Não há dúvidas que que a mobilização popular assumirá lugar central para manter um governo que se sustente aos vários ataques reacionários. Com um Congresso formado majoritariamente por liberais, conservadores e uma direta das mais retrógradas, que infla o sentimento de ódio, serão forjadas ações serão permanentes para desestabilizar o novo governo eleito. Corre-se o risco, inclusive, de manipulações para armações de Golpe contra a chapa eleita, tendo em vista que essa é uma das tônicas da política nos últimos anos.

Trata-se de pensar, sentir e atuar nesse contexto com solidariedade, apoio crítico e fortalecimento.do símbolo da vitória e da chapa que chega ao posto de presidente. Para além de derrotar eleitoralmente o conservadorismo, pela primeira vez, na América Latina e Caribe, uma mulher negra assume o lugar de vice-presidente. E nós só podemos estender as mãos, conhecer e atuar para fortalecer esse processo. Nos caberá atuar para garantir uma unidade que possa fortalecer a derrota das influencias fascistas e apresentar inspirações socialistas e libertárias, na composição das mobilizações da Costa Rica e em toda América Latina. Essas são ações fundamentais e de grande importância para os trabalhadores de todo mundo.

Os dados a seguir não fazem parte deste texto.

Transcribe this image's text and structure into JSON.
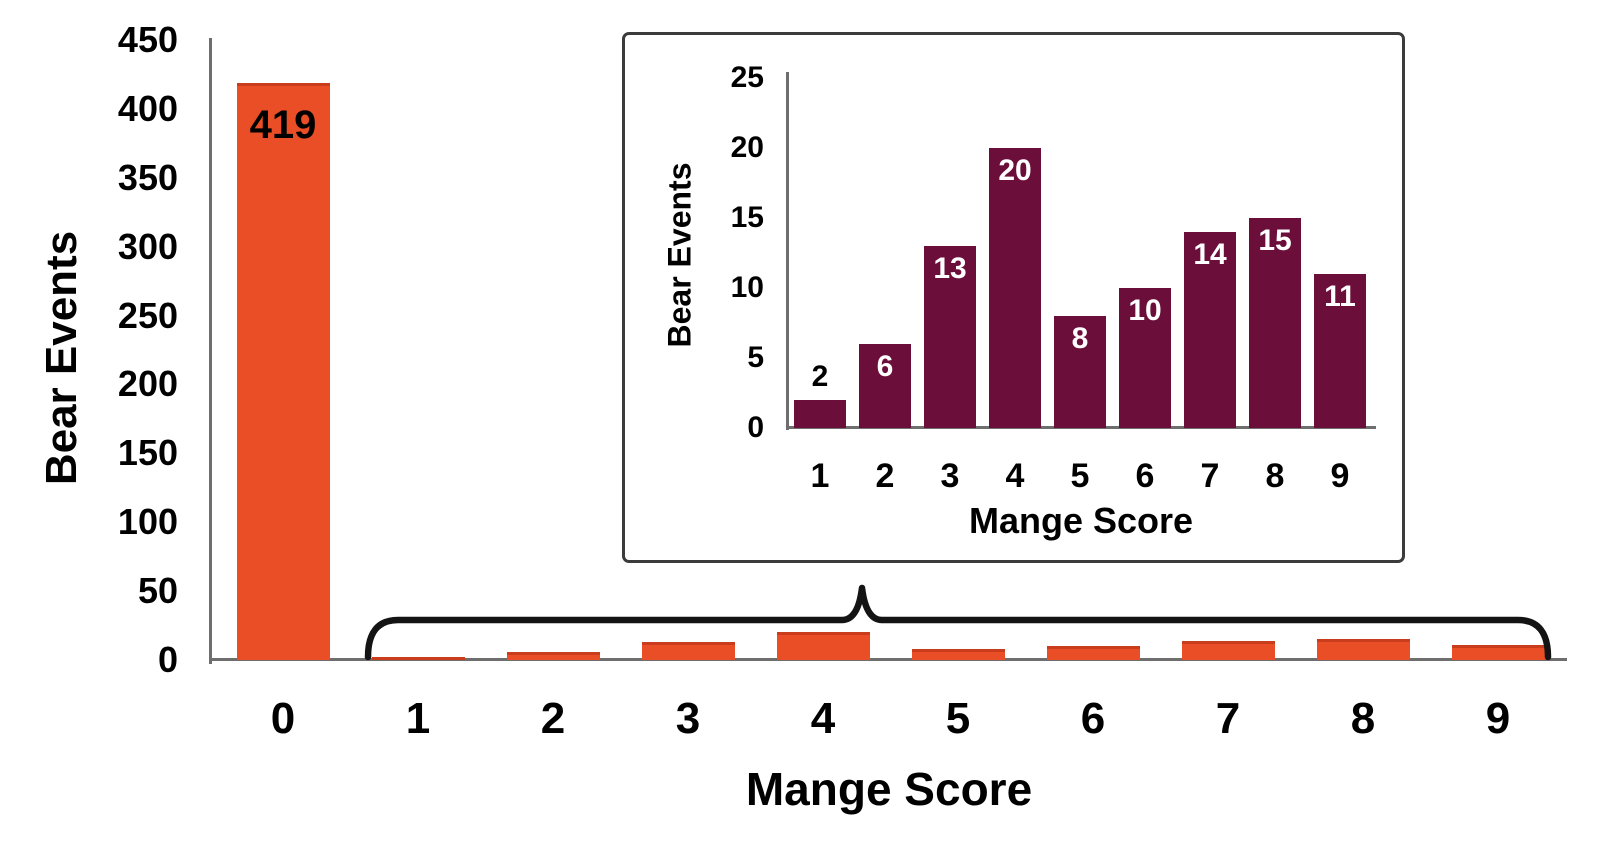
{
  "figure": {
    "background": "#FFFFFF",
    "inset_border_color": "#3B3B3B"
  },
  "chart_data": [
    {
      "id": "main",
      "type": "bar",
      "title": "",
      "xlabel": "Mange Score",
      "ylabel": "Bear Events",
      "categories": [
        "0",
        "1",
        "2",
        "3",
        "4",
        "5",
        "6",
        "7",
        "8",
        "9"
      ],
      "values": [
        419,
        2,
        6,
        13,
        20,
        8,
        10,
        14,
        15,
        11
      ],
      "ylim": [
        0,
        450
      ],
      "yticks": [
        0,
        50,
        100,
        150,
        200,
        250,
        300,
        350,
        400,
        450
      ],
      "bar_labels": [
        "419",
        "",
        "",
        "",
        "",
        "",
        "",
        "",
        "",
        ""
      ],
      "bar_label_positions": [
        "inside",
        "",
        "",
        "",
        "",
        "",
        "",
        "",
        "",
        ""
      ],
      "bar_label_colors": [
        "#000000",
        "",
        "",
        "",
        "",
        "",
        "",
        "",
        "",
        ""
      ],
      "bar_color": "#E94E26",
      "bar_top_edge_color": "#C93D1C",
      "axis_color": "#6E6E6E",
      "grid": false,
      "legend_position": "none"
    },
    {
      "id": "inset",
      "type": "bar",
      "title": "",
      "xlabel": "Mange Score",
      "ylabel": "Bear Events",
      "categories": [
        "1",
        "2",
        "3",
        "4",
        "5",
        "6",
        "7",
        "8",
        "9"
      ],
      "values": [
        2,
        6,
        13,
        20,
        8,
        10,
        14,
        15,
        11
      ],
      "ylim": [
        0,
        25
      ],
      "yticks": [
        0,
        5,
        10,
        15,
        20,
        25
      ],
      "bar_labels": [
        "2",
        "6",
        "13",
        "20",
        "8",
        "10",
        "14",
        "15",
        "11"
      ],
      "bar_label_positions": [
        "above",
        "inside",
        "inside",
        "inside",
        "inside",
        "inside",
        "inside",
        "inside",
        "inside"
      ],
      "bar_label_colors": [
        "#000000",
        "#ffffff",
        "#ffffff",
        "#ffffff",
        "#ffffff",
        "#ffffff",
        "#ffffff",
        "#ffffff",
        "#ffffff"
      ],
      "bar_color": "#6B0F3A",
      "axis_color": "#6E6E6E",
      "grid": false,
      "legend_position": "none"
    }
  ],
  "annotations": {
    "brace": {
      "description": "curly brace grouping mange scores 1 through 9, pointing up to the inset detail chart",
      "color": "#141414"
    }
  }
}
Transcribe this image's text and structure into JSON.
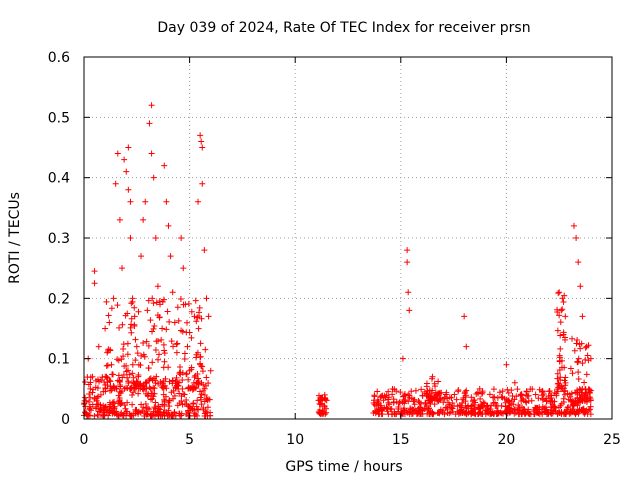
{
  "chart_data": {
    "type": "scatter",
    "title": "Day 039 of 2024, Rate Of TEC Index for receiver prsn",
    "xlabel": "GPS time / hours",
    "ylabel": "ROTI / TECUs",
    "xlim": [
      0,
      25
    ],
    "ylim": [
      0,
      0.6
    ],
    "xticks": [
      0,
      5,
      10,
      15,
      20,
      25
    ],
    "xtick_labels": [
      "0",
      "5",
      "10",
      "15",
      "20",
      "25"
    ],
    "yticks": [
      0,
      0.1,
      0.2,
      0.3,
      0.4,
      0.5,
      0.6
    ],
    "ytick_labels": [
      "0",
      "0.1",
      "0.2",
      "0.3",
      "0.4",
      "0.5",
      "0.6"
    ],
    "grid": true,
    "marker": "plus",
    "color": "#ff0000",
    "series": [
      {
        "points": [
          [
            0.1,
            0.03
          ],
          [
            0.2,
            0.1
          ],
          [
            0.3,
            0.05
          ],
          [
            0.4,
            0.07
          ],
          [
            0.5,
            0.245
          ],
          [
            0.5,
            0.225
          ],
          [
            0.7,
            0.12
          ],
          [
            0.8,
            0.04
          ],
          [
            1.0,
            0.15
          ],
          [
            1.1,
            0.11
          ],
          [
            1.2,
            0.16
          ],
          [
            1.3,
            0.09
          ],
          [
            1.4,
            0.2
          ],
          [
            1.5,
            0.39
          ],
          [
            1.6,
            0.44
          ],
          [
            1.7,
            0.33
          ],
          [
            1.8,
            0.25
          ],
          [
            1.9,
            0.43
          ],
          [
            2.0,
            0.41
          ],
          [
            2.1,
            0.45
          ],
          [
            2.1,
            0.38
          ],
          [
            2.2,
            0.36
          ],
          [
            2.2,
            0.3
          ],
          [
            2.3,
            0.2
          ],
          [
            2.4,
            0.17
          ],
          [
            2.5,
            0.12
          ],
          [
            2.6,
            0.09
          ],
          [
            2.7,
            0.27
          ],
          [
            2.8,
            0.33
          ],
          [
            2.9,
            0.36
          ],
          [
            3.0,
            0.18
          ],
          [
            3.1,
            0.49
          ],
          [
            3.2,
            0.52
          ],
          [
            3.2,
            0.44
          ],
          [
            3.3,
            0.4
          ],
          [
            3.4,
            0.3
          ],
          [
            3.5,
            0.22
          ],
          [
            3.6,
            0.19
          ],
          [
            3.7,
            0.15
          ],
          [
            3.8,
            0.42
          ],
          [
            3.9,
            0.36
          ],
          [
            4.0,
            0.32
          ],
          [
            4.1,
            0.27
          ],
          [
            4.2,
            0.21
          ],
          [
            4.3,
            0.16
          ],
          [
            4.4,
            0.11
          ],
          [
            4.5,
            0.06
          ],
          [
            4.6,
            0.3
          ],
          [
            4.7,
            0.25
          ],
          [
            4.8,
            0.19
          ],
          [
            4.9,
            0.12
          ],
          [
            5.0,
            0.08
          ],
          [
            5.2,
            0.05
          ],
          [
            5.4,
            0.36
          ],
          [
            5.5,
            0.47
          ],
          [
            5.55,
            0.46
          ],
          [
            5.6,
            0.45
          ],
          [
            5.6,
            0.39
          ],
          [
            5.7,
            0.28
          ],
          [
            5.8,
            0.2
          ],
          [
            5.9,
            0.17
          ],
          [
            6.0,
            0.08
          ],
          [
            11.2,
            0.03
          ],
          [
            11.4,
            0.04
          ],
          [
            15.1,
            0.1
          ],
          [
            15.3,
            0.28
          ],
          [
            15.3,
            0.26
          ],
          [
            15.35,
            0.21
          ],
          [
            15.4,
            0.18
          ],
          [
            16.5,
            0.07
          ],
          [
            18.0,
            0.17
          ],
          [
            18.1,
            0.12
          ],
          [
            20.0,
            0.09
          ],
          [
            20.4,
            0.06
          ],
          [
            22.5,
            0.21
          ],
          [
            22.6,
            0.18
          ],
          [
            22.7,
            0.14
          ],
          [
            23.2,
            0.32
          ],
          [
            23.3,
            0.3
          ],
          [
            23.4,
            0.26
          ],
          [
            23.5,
            0.22
          ],
          [
            23.6,
            0.17
          ],
          [
            23.8,
            0.12
          ],
          [
            24.0,
            0.1
          ]
        ],
        "clusters": [
          {
            "x": [
              0.0,
              6.0
            ],
            "y": [
              0.005,
              0.07
            ],
            "count": 340
          },
          {
            "x": [
              1.0,
              5.8
            ],
            "y": [
              0.05,
              0.2
            ],
            "count": 220
          },
          {
            "x": [
              11.1,
              11.5
            ],
            "y": [
              0.008,
              0.04
            ],
            "count": 35
          },
          {
            "x": [
              13.7,
              24.0
            ],
            "y": [
              0.008,
              0.05
            ],
            "count": 620
          },
          {
            "x": [
              16.2,
              16.8
            ],
            "y": [
              0.03,
              0.07
            ],
            "count": 30
          },
          {
            "x": [
              22.4,
              22.8
            ],
            "y": [
              0.05,
              0.22
            ],
            "count": 40
          },
          {
            "x": [
              23.0,
              24.0
            ],
            "y": [
              0.03,
              0.15
            ],
            "count": 50
          }
        ]
      }
    ]
  }
}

Para além disso, vamos os nutrir dessa potência inspiradora que vem da Costa Rica para fortalecer a chapa presidencial com a qual disputaremos as eleições no Brasil. Apresentamos um jovem que luta por moradia e uma vice que defende os povos indígenas, sustentados na defesa dos direitos e comprometidos com o enfrentamento das desigualdades. Esperamos que possamos empolgar, ganhar as eleições e derrotar o sentimento perverso de ódio que tenta influenciar um povo alegre e de luta, que constrói, diariamente, as bases do nosso país.